Esta estimativa de dispêndio com juros em 2024 sendo de valor em torno de R$ 750 bilhões é extremamente conservadora para menos, tendo em vista a informação fornecida pelo economista, pesquisador e professor da UnB, José Luís Oreiro, no artigo “Por quem os juros dobram”, publicado no site Congresso em Foco, dia 25/10/2024, de que “no acumulado em 12 meses até agosto de 2024, o pagamento de juros sobre a dívida do setor público consolidado (União, estados, municípios e estatais) totalizou R$ 855 bilhões (o equivalente a 7,55% do PIB), conforme informação divulgada no site do Banco Central do Brasil.”
Partindo da hipótese de que metade da dívida pública está indexada à taxa SELIC, infere-se facilmente que sua manutenção em patamares tão elevados é decisiva e preponderante para a expressiva magnitude do déficit nominal. Desta forma, fica comprovado, algébrica e aritmeticamente, o equívoco do Sr. Campos Netto: não é a taxa de juros alta devido à percepção de risco fiscal pelo mercado que financia o Governo; na realidade, o grande risco fiscal é a taxa de juros SELIC em patamares elevadíssimos. Isto porque, conforme abordado em outro artigo, a política monetária restritiva incide e influencia decisivamente a política fiscal.
E isso porque ao aumentar a taxa de juros SELIC o COPOM do BC contrai a atividade econômica e faz com que a receita tributária do Governo diminua, ao mesmo tempo em que potencializa e maximiza a despesa com juros da dívida pública. E a consequência disso é um resultado fiscal piorado, com menor receita pública e maior despesa pública.

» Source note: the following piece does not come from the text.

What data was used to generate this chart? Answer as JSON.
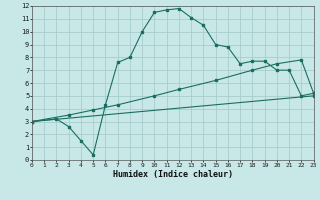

Outro aspecto relevante é o quanto é possível economizar no orçamento não primário, financeiro, do Governo Federal, em função de pequenas reduções na taxa de juros SELIC, para então ter recursos disponíveis para aplicar no orçamento das políticas sociais, que é o primário não financeiro, que fornece os recursos para saúde, educação, habitação, transporte, seguridade social. Fazendo um cálculo aproximado, tem-se atualmente uma dívida pública federal em torno de R$ 7 trilhões. Partindo do pressuposto de que metade da referida dívida, R$ 3,5 trilhões, seja indexada à taxa de juros SELIC, tem-se que 1% de redução na taxa SELIC proporcionaria uma economia da ordem de R$ 35 bilhões. Caso a redução seja de 0,75%, a economia será de R$ 26,25 bilhões; se a diminuição for de 0,5%, a economia será de R$ 17,5 bilhões. Caso a queda seja de apenas 0,25%, o valor economizado que poderia ser aplicado nas políticas sociais seria de R$ 8,75 bilhões, que poderiam ser destinados para saúde, educação, habitação, transporte, seguridade social e outras áreas em benefício da imensa população brasileira carente de recursos que está excluída do mercado por não ter condições de pagar e depende dos serviços públicos gratuitos ou subsidiados.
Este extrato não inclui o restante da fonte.